L’administration US semble frappée d’un bicéphalisme confirmé puisque elle multiplie des déclarations et prend des décisions contradictoires sur des sujets aussi grave que les guerres d’Afghanistan ou de Syrie ou encore sur la nature des liens unissant les autres pays de l’OTAN à Washington.
La Maison Blanche a évoqué à plusieurs reprises un retrait des forces militaires US d’Afghanistan mais le Pentagone souligne qu’il s’agirait plus d’une réduction des effectifs déployés et que cette réduction des forces US déployées en Afghanistan serait coordonnées avec les autres pays de l’Alliance Atlantique qui participent à la Force d’Assistance et de Sécurité en Afghanistan (ISAF).
L’allusion à la Syrie est assez claire et édifiante à cet effet. Le un retrait militaire US annoncé in impromptu de la vallée de l’Euphrate par Donald Trump en Syrie avait pris de court et le Pentagone et des pays alliés comme la France et la Grande-Bretagnen deux pays engagés plus ou moins publiquement dans des opérations clandestines et semi-clandestines in situ.

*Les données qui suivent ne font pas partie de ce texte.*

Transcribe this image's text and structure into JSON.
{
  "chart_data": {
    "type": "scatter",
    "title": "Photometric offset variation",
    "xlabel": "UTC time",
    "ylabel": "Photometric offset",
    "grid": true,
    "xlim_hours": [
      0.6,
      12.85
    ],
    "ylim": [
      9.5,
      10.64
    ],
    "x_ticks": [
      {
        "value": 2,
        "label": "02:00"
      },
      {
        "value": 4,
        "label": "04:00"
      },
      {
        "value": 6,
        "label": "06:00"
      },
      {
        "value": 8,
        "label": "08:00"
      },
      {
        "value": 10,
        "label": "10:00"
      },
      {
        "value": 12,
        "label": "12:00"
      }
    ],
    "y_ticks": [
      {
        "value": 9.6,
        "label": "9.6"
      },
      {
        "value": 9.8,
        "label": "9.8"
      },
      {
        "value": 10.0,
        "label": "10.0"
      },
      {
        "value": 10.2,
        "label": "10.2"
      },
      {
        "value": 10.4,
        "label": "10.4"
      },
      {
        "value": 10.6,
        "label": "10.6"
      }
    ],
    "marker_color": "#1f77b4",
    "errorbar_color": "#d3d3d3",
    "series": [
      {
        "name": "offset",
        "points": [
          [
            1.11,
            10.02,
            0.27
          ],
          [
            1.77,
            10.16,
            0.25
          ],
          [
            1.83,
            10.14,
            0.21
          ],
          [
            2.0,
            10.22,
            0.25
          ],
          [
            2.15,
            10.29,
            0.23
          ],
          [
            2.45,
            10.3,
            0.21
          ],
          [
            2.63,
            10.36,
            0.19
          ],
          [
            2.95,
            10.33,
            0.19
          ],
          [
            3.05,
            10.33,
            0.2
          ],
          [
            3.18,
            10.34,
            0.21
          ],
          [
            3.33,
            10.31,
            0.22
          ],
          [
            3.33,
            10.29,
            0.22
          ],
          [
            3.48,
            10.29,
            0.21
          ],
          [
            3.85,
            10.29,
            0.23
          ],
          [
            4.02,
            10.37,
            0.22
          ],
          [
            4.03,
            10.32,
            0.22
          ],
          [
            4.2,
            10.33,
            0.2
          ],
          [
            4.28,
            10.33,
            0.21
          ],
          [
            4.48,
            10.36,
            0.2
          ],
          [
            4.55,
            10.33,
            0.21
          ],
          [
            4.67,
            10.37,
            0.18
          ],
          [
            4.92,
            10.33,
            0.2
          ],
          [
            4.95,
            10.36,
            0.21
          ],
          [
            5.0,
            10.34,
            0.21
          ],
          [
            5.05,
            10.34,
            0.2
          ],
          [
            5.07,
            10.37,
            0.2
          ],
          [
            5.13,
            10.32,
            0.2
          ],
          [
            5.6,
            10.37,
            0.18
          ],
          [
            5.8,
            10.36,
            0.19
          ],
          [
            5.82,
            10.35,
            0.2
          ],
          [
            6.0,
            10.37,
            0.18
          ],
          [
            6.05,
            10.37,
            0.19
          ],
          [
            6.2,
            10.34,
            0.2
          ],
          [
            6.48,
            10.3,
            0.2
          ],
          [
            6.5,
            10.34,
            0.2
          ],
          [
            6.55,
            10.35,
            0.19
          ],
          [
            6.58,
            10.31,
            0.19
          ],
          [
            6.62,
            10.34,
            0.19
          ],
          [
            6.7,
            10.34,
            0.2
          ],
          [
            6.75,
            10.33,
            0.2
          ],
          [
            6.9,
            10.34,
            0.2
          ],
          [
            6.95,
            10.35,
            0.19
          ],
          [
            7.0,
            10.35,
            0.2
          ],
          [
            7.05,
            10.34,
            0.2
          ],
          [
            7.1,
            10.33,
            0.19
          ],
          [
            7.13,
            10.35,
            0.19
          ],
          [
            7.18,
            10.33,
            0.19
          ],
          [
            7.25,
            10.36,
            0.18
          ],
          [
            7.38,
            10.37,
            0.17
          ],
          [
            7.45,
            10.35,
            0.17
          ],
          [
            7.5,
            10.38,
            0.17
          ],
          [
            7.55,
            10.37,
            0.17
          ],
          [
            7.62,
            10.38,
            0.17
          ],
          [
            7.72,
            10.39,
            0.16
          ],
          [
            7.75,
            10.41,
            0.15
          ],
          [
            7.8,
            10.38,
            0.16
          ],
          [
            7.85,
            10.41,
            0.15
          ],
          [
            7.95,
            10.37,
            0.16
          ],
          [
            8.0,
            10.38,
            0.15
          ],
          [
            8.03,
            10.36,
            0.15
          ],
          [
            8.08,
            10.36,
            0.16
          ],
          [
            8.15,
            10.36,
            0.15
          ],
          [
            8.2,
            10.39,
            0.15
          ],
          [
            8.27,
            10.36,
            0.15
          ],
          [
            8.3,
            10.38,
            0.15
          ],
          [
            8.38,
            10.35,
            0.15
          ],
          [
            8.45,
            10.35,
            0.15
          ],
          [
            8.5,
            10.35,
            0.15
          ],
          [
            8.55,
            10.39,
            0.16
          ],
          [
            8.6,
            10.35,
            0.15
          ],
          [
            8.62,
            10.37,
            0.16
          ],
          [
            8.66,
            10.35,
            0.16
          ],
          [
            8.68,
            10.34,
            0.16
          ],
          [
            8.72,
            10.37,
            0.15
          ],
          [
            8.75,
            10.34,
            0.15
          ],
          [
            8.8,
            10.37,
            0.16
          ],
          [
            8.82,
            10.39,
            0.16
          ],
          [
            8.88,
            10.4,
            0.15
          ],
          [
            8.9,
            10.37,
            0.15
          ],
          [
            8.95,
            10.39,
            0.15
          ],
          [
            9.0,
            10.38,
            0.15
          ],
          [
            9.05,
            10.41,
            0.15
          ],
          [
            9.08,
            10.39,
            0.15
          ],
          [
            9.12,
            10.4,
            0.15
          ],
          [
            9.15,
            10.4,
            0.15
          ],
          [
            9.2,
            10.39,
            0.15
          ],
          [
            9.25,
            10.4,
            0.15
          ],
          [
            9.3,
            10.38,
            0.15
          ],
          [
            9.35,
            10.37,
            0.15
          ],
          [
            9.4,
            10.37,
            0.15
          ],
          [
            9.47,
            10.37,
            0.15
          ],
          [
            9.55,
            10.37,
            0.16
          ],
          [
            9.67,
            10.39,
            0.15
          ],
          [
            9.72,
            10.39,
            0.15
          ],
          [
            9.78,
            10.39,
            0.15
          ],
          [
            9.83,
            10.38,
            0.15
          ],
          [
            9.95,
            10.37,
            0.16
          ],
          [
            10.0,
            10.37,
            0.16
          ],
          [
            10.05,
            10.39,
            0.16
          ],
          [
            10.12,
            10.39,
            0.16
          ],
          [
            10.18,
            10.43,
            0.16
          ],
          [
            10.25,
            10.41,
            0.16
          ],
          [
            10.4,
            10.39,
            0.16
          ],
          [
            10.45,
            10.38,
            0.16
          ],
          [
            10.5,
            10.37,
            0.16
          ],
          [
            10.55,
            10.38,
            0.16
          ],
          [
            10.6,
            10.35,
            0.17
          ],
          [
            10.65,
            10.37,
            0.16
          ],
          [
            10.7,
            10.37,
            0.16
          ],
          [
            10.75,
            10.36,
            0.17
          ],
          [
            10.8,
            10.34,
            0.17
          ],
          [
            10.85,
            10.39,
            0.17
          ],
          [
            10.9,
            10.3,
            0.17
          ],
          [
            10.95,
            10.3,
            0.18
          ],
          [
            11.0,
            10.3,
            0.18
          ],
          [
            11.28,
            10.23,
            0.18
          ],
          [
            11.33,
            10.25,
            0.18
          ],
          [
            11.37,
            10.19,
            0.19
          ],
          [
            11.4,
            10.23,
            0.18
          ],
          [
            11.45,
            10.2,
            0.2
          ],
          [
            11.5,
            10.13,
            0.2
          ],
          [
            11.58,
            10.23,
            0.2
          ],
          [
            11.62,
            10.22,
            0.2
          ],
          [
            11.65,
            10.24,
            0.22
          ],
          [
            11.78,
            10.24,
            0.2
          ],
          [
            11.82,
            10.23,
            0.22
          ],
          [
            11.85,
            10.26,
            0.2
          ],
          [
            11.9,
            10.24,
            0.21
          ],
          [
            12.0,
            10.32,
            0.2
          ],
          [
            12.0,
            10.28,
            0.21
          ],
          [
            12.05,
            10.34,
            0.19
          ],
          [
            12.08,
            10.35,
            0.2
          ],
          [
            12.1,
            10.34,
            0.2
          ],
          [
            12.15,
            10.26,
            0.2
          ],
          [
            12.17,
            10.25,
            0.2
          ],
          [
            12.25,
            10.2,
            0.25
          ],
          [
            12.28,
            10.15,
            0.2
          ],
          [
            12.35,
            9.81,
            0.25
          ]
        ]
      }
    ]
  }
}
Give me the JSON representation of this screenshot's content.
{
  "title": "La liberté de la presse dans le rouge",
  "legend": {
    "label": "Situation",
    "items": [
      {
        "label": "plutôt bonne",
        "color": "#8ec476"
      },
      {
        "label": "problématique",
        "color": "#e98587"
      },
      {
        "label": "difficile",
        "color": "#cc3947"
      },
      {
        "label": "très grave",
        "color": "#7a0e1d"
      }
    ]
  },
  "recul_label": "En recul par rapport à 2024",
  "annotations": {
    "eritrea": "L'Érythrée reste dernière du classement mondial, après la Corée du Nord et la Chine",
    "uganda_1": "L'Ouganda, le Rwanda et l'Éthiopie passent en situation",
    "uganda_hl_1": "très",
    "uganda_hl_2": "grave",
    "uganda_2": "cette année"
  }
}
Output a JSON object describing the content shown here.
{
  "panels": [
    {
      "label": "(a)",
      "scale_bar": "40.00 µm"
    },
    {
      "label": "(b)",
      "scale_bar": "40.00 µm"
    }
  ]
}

L’échec des négociations en cours entre Washington et le mouvement des Talibans Afghans a conduit le patron par intérim du Pentagone, Patrick Shanahan, à faire monter quelque peu les enchères en déclarant publiquement que les États-Unis d’Amérique ne procéderont jamais à une réduction unilatérale des troupes déployées en Afghanistan.
De ce qui précède, il s’avère que les demandes de Washington pour préserver ses intérêts stratégiques en Afghanistan et en Asie centrale n’ont pas reçu un écho favorable des représentants des Talibans, un mouvement de guérilla se battant depuis plus de 18 ans contre l’ensemble des forces de l’OTAN et les forces du gouvernement Afghan pro-US.
Les Talibans exigent le départ de l’ensemble des forces militaires et “paramilitaires” étrangères et refusent obstinément de négocier un ou des accords de siège pour garantir des bases militaires aux Américains comme ce fut le cas en Irak.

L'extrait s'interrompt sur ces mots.